Подготовительные работы по созданию нового уголовного кодек­са были начаты почти одновременно с разработкой Гражданского кодекса. 28 марта 1801 г. по указанию консулов была сформирована комиссия, в которую вошли видные адвокаты и правоведы, факти­ческим главой кодификационных работ стал Тарже. Работа комис­сии первоначально шла в традиции предыдущего кодекса 1795 г.: го­товился объединенный свод процессуальных и собственно уголовных норм. Проект под названием Уголовного, исправительного и полицейского кодекса был пред­ставлен в Государственный совет в 1804 г.

Обсуждение проекта сосредоточилось первоначально на вопросах процессуального устройства, в частности на целесообразности сохра­нения суда присяжных. Открытым противником института присяж­ных заседателей выступил Камбасерес, ссылаясь на участие их в де­ятельности революционного трибунала и тем самым в политике псевдосудебного произвола. Ввиду разногласий обсуждение было приостановлено в декабре 1804 г. Возобновилось рассмотрение про­екта только в 1808 г.

При новом обсуждении проект был разделен на две части. Прин­ципиально решено было разработать два отдельных свода — Уголовного судопроизводства и Уголовный. Наполеон выступил за сохранение суда присяжных, поскольку этим достигается некий уро­вень общественной справедливости и предупреждается чрезмерное увеличение роли суда, которое могло бы препятствовать подлинно­му правосудию. Обсуждение было завершено в октябре 1808 г., и в декабре Законодательный корпус утвердил кодекс уголовного про­цесса. Однако он не мог быть введен в действие без собственно ко­декса о преступлениях и наказаниях.

Работа над уголовным кодексом продолжилась с октября 1808 г. по январь 1810 г. Государственный совет обсуждал его по частям, которые представлял Тарже, сопровождая предложе­ния пространными объяснениями. 12-20 февраля 1810 г. со зна­чительными изменениями против проекта Уголовный кодекс был одобрен и с 1 января 1811 г. вступил в силу вместе с Уголов­но-процессуальным .
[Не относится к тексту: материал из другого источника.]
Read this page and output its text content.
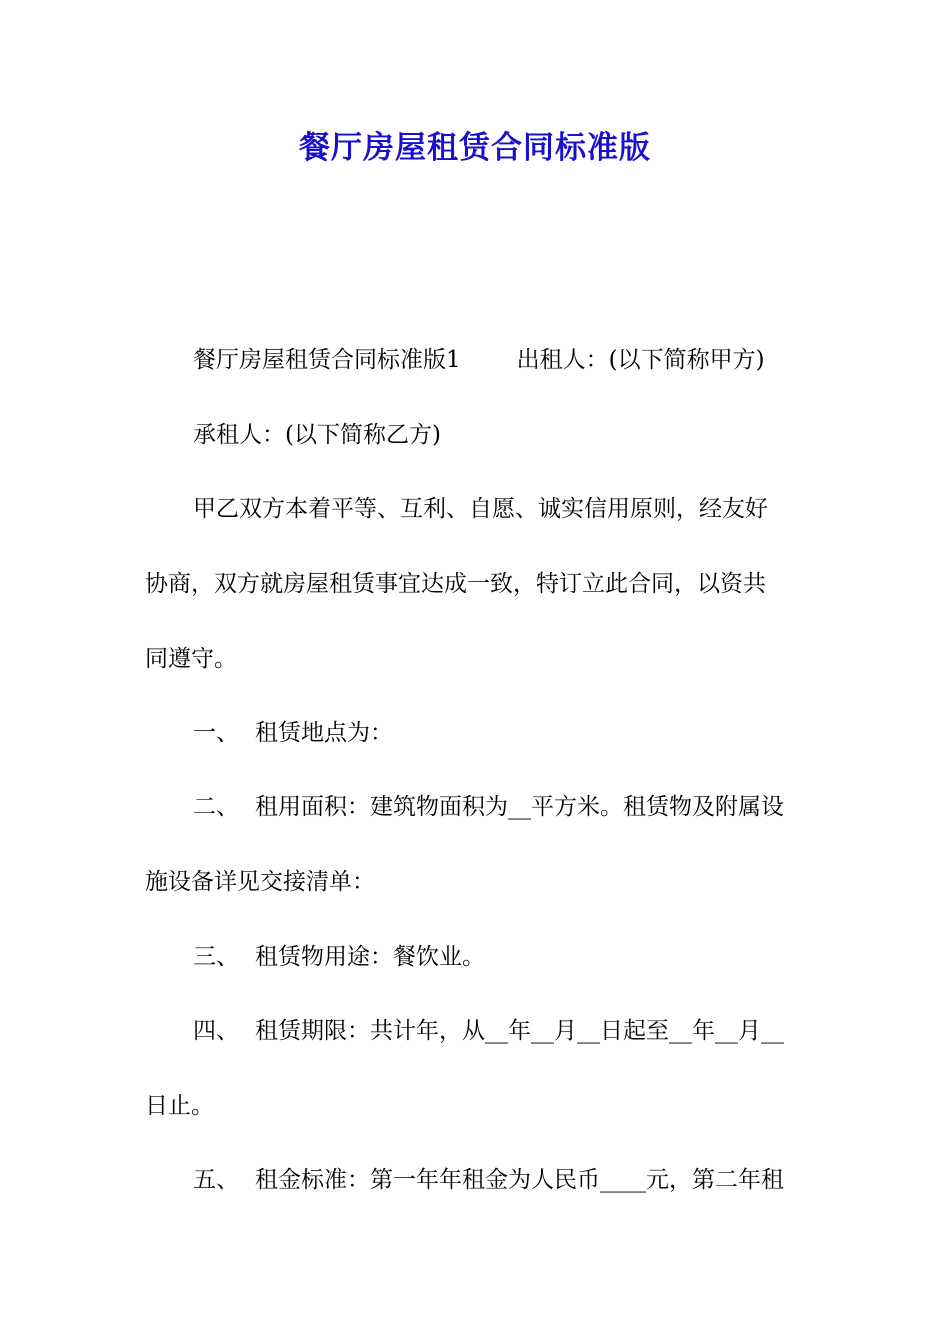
餐厅房屋租赁合同标准版

餐厅房屋租赁合同标准版1 出租人：(以下简称甲方)

承租人：(以下简称乙方)

甲乙双方本着平等、互利、自愿、诚实信用原则，经友好

协商，双方就房屋租赁事宜达成一致，特订立此合同，以资共

同遵守。

一、 租赁地点为：

二、 租用面积：建筑物面积为__平方米。租赁物及附属设

施设备详见交接清单：

三、 租赁物用途：餐饮业。

四、 租赁期限：共计年，从__年__月__日起至__年__月__

日止。

五、 租金标准：第一年年租金为人民币____元，第二年租
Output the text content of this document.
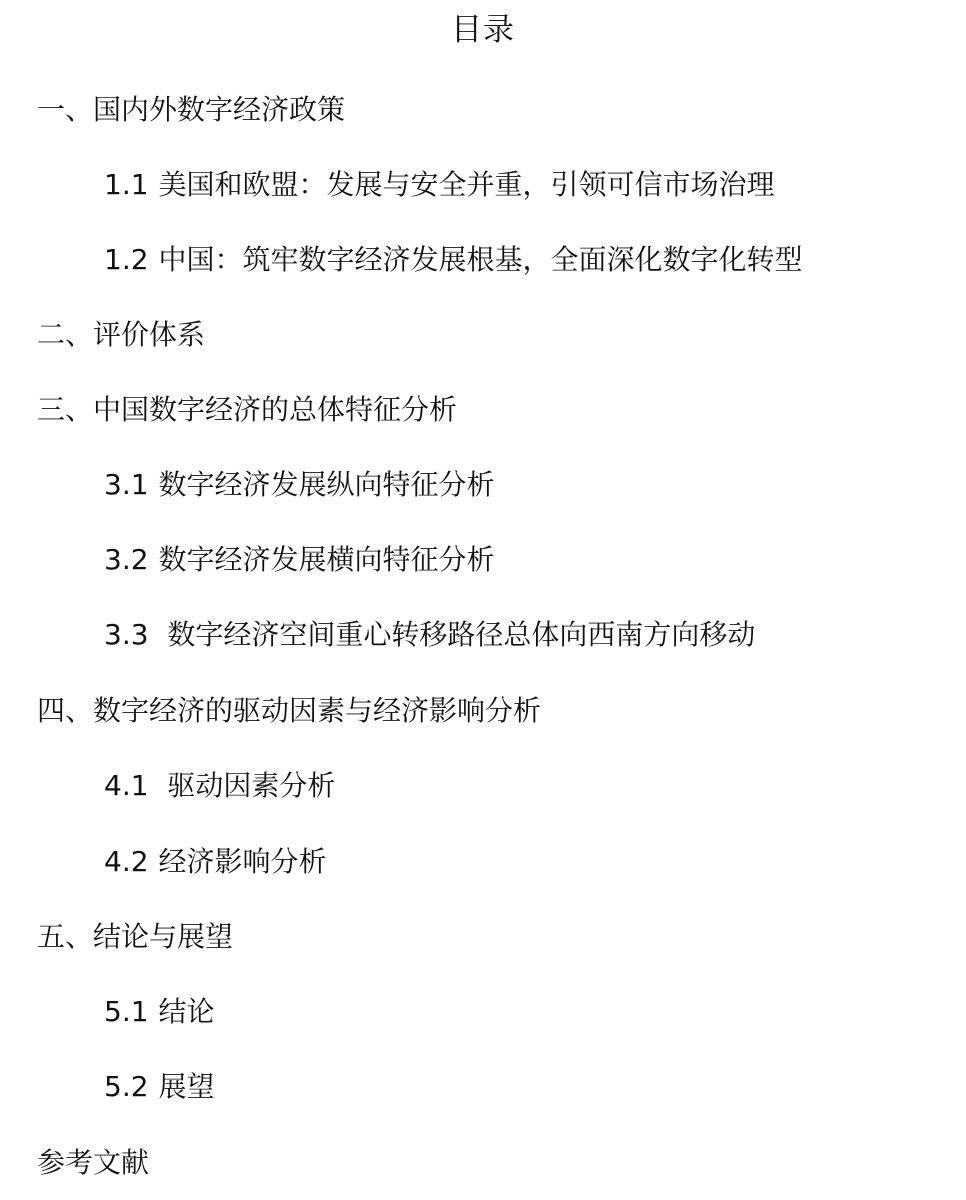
目录
一、国内外数字经济政策
1.1 美国和欧盟：发展与安全并重，引领可信市场治理
1.2 中国：筑牢数字经济发展根基，全面深化数字化转型
二、评价体系
三、中国数字经济的总体特征分析
3.1 数字经济发展纵向特征分析
3.2 数字经济发展横向特征分析
3.3 数字经济空间重心转移路径总体向西南方向移动
四、数字经济的驱动因素与经济影响分析
4.1 驱动因素分析
4.2 经济影响分析
五、结论与展望
5.1 结论
5.2 展望
参考文献
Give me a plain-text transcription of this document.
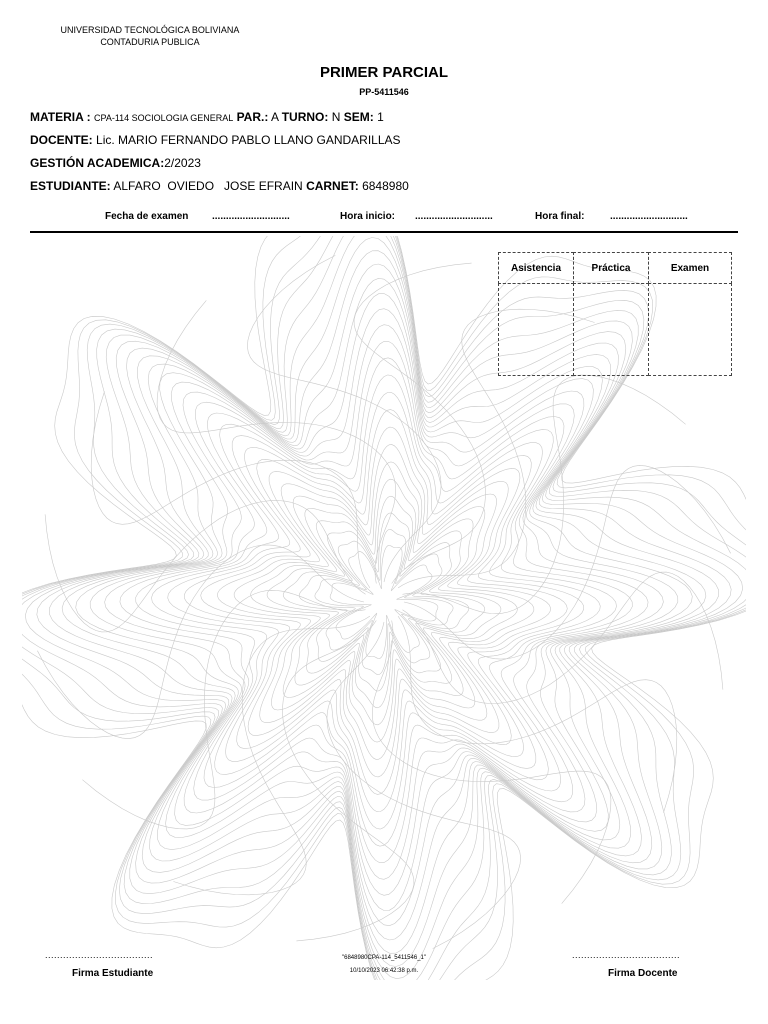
UNIVERSIDAD TECNOLÓGICA BOLIVIANA
CONTADURIA PUBLICA
PRIMER PARCIAL
PP-5411546
MATERIA : CPA-114 SOCIOLOGIA GENERAL PAR.: A TURNO: N SEM: 1
DOCENTE: Lic. MARIO FERNANDO PABLO LLANO GANDARILLAS
GESTIÓN ACADEMICA:2/2023
ESTUDIANTE: ALFARO  OVIEDO   JOSE EFRAIN CARNET: 6848980
Fecha de examen ............................	Hora inicio: ............................	Hora final:	............................
Asistencia	Práctica	Examen
....................................
Firma Estudiante
"6848980CPA-114_5411546_1"
10/10/2023 06:42:38 p.m.
....................................
Firma Docente
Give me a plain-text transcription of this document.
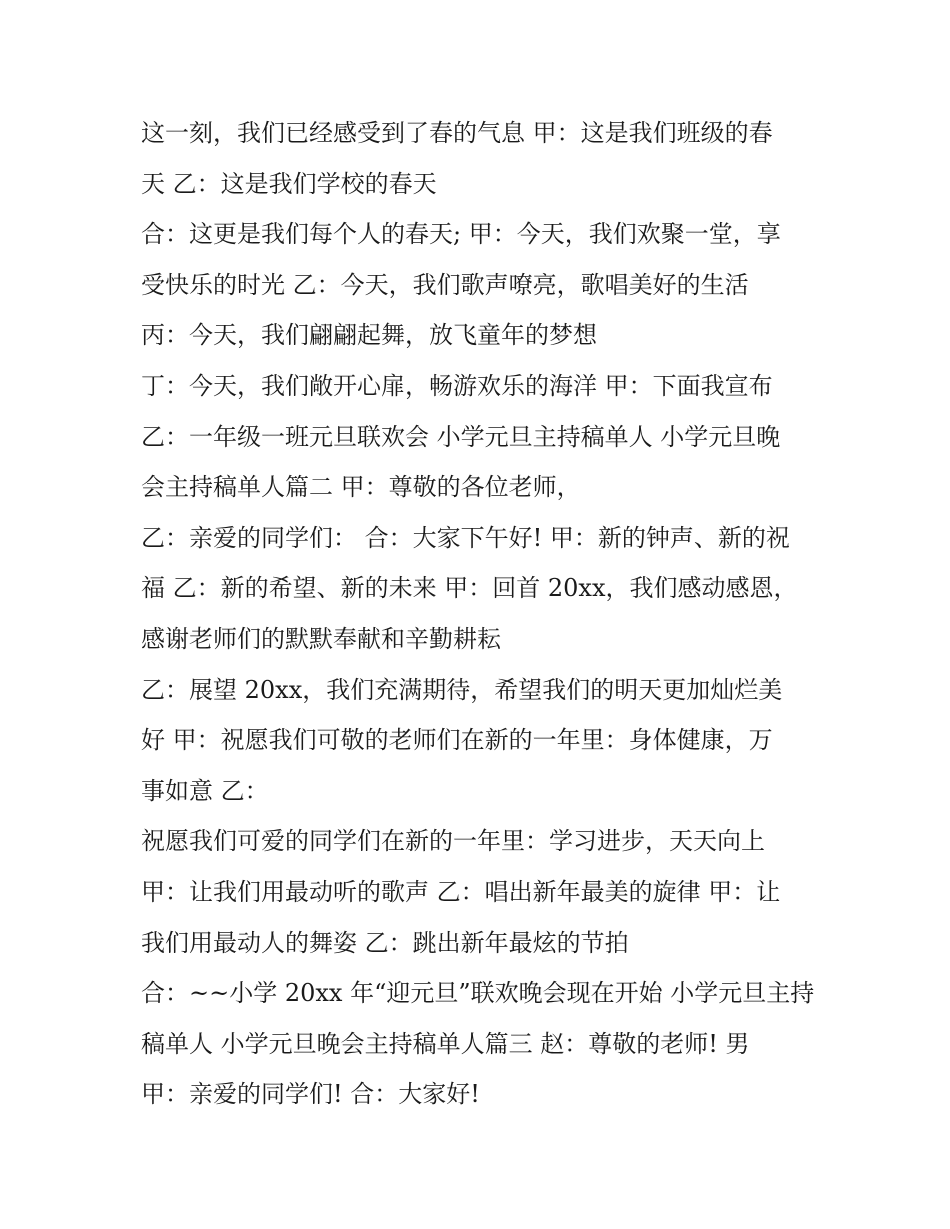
这一刻，我们已经感受到了春的气息 甲：这是我们班级的春
天 乙：这是我们学校的春天
合：这更是我们每个人的春天; 甲：今天，我们欢聚一堂，享
受快乐的时光 乙：今天，我们歌声嘹亮，歌唱美好的生活
丙：今天，我们翩翩起舞，放飞童年的梦想
丁：今天，我们敞开心扉，畅游欢乐的海洋 甲：下面我宣布
乙：一年级一班元旦联欢会 小学元旦主持稿单人 小学元旦晚
会主持稿单人篇二 甲：尊敬的各位老师，
乙：亲爱的同学们： 合：大家下午好! 甲：新的钟声、新的祝
福 乙：新的希望、新的未来 甲：回首 20xx，我们感动感恩，
感谢老师们的默默奉献和辛勤耕耘
乙：展望 20xx，我们充满期待，希望我们的明天更加灿烂美
好 甲：祝愿我们可敬的老师们在新的一年里：身体健康，万
事如意 乙：
祝愿我们可爱的同学们在新的一年里：学习进步，天天向上
甲：让我们用最动听的歌声 乙：唱出新年最美的旋律 甲：让
我们用最动人的舞姿 乙：跳出新年最炫的节拍
合：~~小学 20xx 年“迎元旦”联欢晚会现在开始 小学元旦主持
稿单人 小学元旦晚会主持稿单人篇三 赵：尊敬的老师! 男
甲：亲爱的同学们! 合：大家好!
При обсуждении проекта одним из самых острых стал вопрос о сохранении смертной казни. Большинство законодателей, ссылаясь на провозглашенные Декларацией и естественным правом граждан­ские права, выступали против смертной казни. Тем более что уже в конституциях содержались прямые запреты на ее применение. Од­нако Тарже удалось представить впечатляющие обоснования целе­сообразности сохранения такого в общем-то негуманного института, мотивируя это различиями в моральном облике людей обыкновен­ных и потенциальных преступников: «Души черствые, души, ли­шенные моральных идей, подчиняются лишь грубым чувствам; ле­ность, развращенность, зависть являются непримиримыми врагами мудрости и трудолюбия, бережливости и собственности. В такой стране кишат преступления всякого рода — не столько в нации, сколько в черни...» Остановить такой слой населения, по мысли Тарже, могла только угроза самому очевидному из примитивных чувств — любви к жизни.

 

УК 1810 г. (484 ст.) подразделялся на 4 книги: 1) О наказаниях уголовных и исправительных и их следствиях, 2) О лицах наказуемых, освобожденных от ответственности и ответст­венных за преступления и проступки, 3) О преступлениях, проступ­ках и их наказаниях, 4) О полицейских нарушениях и их наказани­ях. Это была довольно своеобразная структура, и обуславливалась она классификацией правонарушений. Всё, что могло стать объек­том уголовной репрессии, подразделялось на 3 группы: 1) пре­ступления, собственно подверженные уголовным наказаниям; 2) проступки, наказывавшиеся т. н. исправительными наказа­ниями; 3) нарушения, за которые полагались полицейские кары. Классификация была не существенной, а формальной: право­нарушения относились к той или иной группе в зависимости только от того, какое наказание было предписано за них по закону. Един­ственным более качественным отличием было различное понимание покушения: в случае преступления покушение каралось на­равне с самим преступным деянием, в случае проступка наказыва­лось лишь в том случае, если это было особо оговорено в законе.

Кодекс установил строгое предписание формальной законно­сти в уголовном праве: «Никакое нарушение, никакой проступок и никакое преступление не могут быть караемы наказаниями, кото­рые не установлены законом до того, как они были совершены» (ст. 4). Такой принцип привел к тому, что квалификация преступлений в кодексе была очень множественной и детализированной, техниче­ски многословной. Однако в этом заключалось одно из важнейших правил всей новой уголовной доктрины, направленной на то, чтобы резко ограничить возможный произвол судей. В отношении военно-уголовных нарушений, проступков и преступлений сохранялась соб­ственная система законодательства.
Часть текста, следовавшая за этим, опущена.